What advice would you give to aspiring writers?
Write. Write. Write. Follow your own star. Never give up.

Which actor/actress would you like to see playing the lead character from your most recent book?
I know this is disgraceful, but I only watch television if there’s rugby on, and I only watch movies made by either the Coen Brothers or Woody Allen. So I just don’t know – I don’t see enough actors, male or female, to have a view.

Do you start with an idea and see where it leads you or do you plot out the complete book before you start?
The currently fashionable division is between planners and pantsters and I’m a pantster (I fly by the seat of my pants). I never know where the story is going till half of it is written. I’ve had some surprises, I can tell you.

How long does it take you to write a novel? Do you work for a set period each day?
Eighteen months. Yes – 4.00 a.m. till 12.00 a.m. if I’m at home; 4.00 a.m. till 7.00 a.m. if I’m on the road.

Most writers have some other thing they’re passionate about, what’s yours?
History. I’m fascinated by the way people lived, and how life was for them.

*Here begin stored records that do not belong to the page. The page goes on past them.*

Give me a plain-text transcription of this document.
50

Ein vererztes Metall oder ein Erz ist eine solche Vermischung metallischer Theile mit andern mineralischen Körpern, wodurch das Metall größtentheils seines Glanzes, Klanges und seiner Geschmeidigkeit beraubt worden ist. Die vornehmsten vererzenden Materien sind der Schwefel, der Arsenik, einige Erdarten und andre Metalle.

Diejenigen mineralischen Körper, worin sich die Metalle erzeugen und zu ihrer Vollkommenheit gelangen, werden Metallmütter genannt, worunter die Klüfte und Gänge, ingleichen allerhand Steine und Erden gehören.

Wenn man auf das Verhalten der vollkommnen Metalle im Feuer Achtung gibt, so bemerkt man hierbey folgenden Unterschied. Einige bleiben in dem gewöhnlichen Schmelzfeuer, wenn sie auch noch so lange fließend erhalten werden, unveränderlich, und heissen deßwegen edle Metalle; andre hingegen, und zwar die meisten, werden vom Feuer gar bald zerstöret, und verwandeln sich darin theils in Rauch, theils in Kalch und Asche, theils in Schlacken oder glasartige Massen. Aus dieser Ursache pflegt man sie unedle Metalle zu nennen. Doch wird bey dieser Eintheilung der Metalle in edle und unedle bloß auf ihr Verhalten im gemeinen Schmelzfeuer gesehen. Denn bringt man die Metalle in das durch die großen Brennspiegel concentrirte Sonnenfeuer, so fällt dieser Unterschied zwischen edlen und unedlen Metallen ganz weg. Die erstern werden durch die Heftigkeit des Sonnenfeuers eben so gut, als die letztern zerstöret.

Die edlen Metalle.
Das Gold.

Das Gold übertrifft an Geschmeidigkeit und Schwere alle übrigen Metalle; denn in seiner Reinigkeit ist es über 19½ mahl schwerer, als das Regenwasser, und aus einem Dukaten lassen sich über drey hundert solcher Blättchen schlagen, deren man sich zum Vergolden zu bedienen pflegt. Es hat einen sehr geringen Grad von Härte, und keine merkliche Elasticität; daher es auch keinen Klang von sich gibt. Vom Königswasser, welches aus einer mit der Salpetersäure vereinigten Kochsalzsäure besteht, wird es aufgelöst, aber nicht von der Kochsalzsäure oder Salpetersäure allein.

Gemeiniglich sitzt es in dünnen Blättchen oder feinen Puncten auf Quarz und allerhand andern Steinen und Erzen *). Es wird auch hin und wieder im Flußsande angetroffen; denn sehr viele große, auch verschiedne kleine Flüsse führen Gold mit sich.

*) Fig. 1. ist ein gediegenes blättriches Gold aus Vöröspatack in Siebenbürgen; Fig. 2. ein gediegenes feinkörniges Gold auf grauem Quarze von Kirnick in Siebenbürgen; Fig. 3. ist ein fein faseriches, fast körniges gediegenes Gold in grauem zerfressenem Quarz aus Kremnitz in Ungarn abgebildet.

If you had to do it all over again, would you change anything in your latest book?
Not a sausage. The book went through five revisions and that’s enough.

What was the hardest part of writing your book?
Sometimes my heart ached for poor Billy and what he went through. And I wasn’t alone. An American reader emailed me to say, “You bastard, how could you do that? Hadn’t the poor kid suffered enough?” All through the last third of the book I was thinking about the reader and what I was thinking was, “You think you know where this is going. Don’t you? You think this is a standard boy meets girl/boy loses girl/boy gets girl back story. Don’t you? Boy, do you have a surprise coming”.

Did you learn anything from writing your book and what was it?
That only a complete damn fool would be a writer :-). But I also honed my understanding of point of view, how to say what you want to say – and how to do it in the minimum possible number of words.